To my mind, the neoliberal SSA is a natural outgrowth of the dominance of the natural rights construct which I have argued in this blog has guided our general views of governance and politics.  Its growth and strength predated the rise of the neoliberal view but served to pave the way for such economic thinking.  The overall effect has been to create the following economic conditions:
·        Large levels of deregulation led to financial strategies heavily dependent on leveraged schemes
·        Such schemes offered large profits to those who, like hedge fund managers, participated
·        Due to these and other restructuring flows of capital toward either financial activities or investments in foreign production facilities, there has been a significant shift of income and wealth to the upper classes, particularly toward the top 1%
·        Today, the lower classes are worse off than they were at the beginning of the twenty-first century
·        This, in turn, has put many lower class members into very precarious conditions particularly in terms of financial insecurity and a lack of sufficient health care
·        The number of people in the middle class has significantly diminished (and not toward the upper classes)
·        The designation of America as the land of opportunity has come seriously into question
·        And all of this is heightened in the US because, of all the advanced nations, our nation is the least disposed to help or assist in addressing the harshness that exists among those in the lower classes.[2]

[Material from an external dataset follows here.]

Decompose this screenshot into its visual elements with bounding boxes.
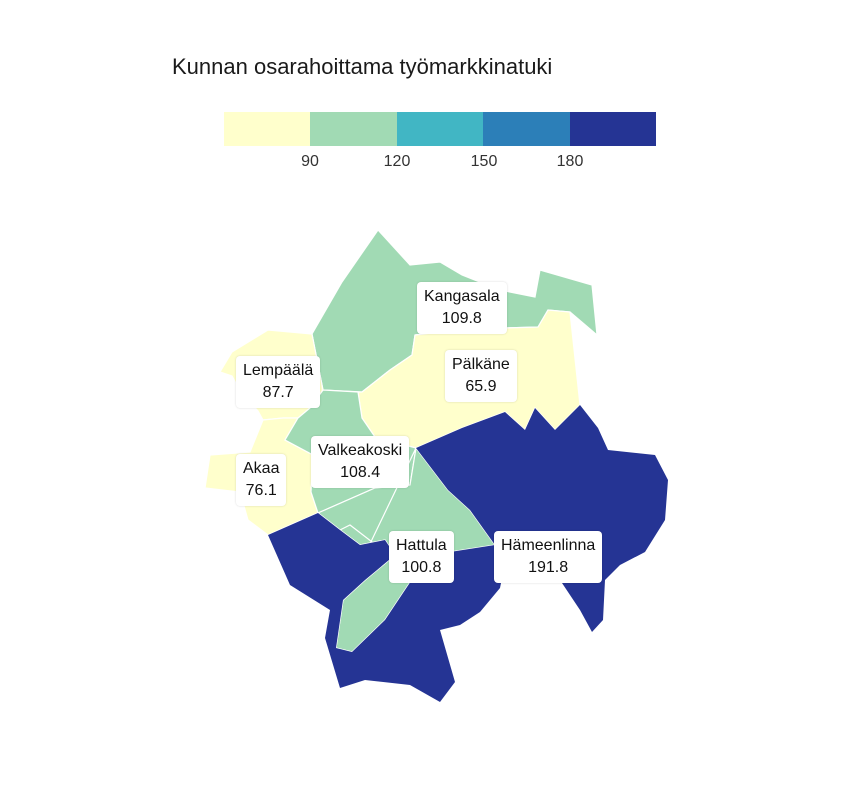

Needless to say, especially to those who read this blog regularly, my wish is that the natural rights construct comes under question and loses its dominance over our political thinking toward what I prefer, a liberated federalist view.  I believe if that would happen, we would drift toward a newer SSA.  Further, that newer SSA would, in economic terms, lead to collaborations both nationally and globally in which all stakeholders would be respected and their interests would mutually advance in reasonable ways.  This newer view would not pit all against all, but would, while respecting individuals and their initiatives, seek common interests.  We hear among industrial leaders a language shift indicating such a change.  Whether this is merely public relations marketing at work or a more substantive mental posture, the upcoming years will tell.  Here’s hoping it is substantive.



[1] Tabb, W. K.  (2012).  The restructuring of capitalism in our time.  New York, NY:  Columbia University Press.  Citation on p. 25.

[2] Stiglitz, J. E.  (2012).  The price of inequality.  New York, NY:  W. W. Norton and Company.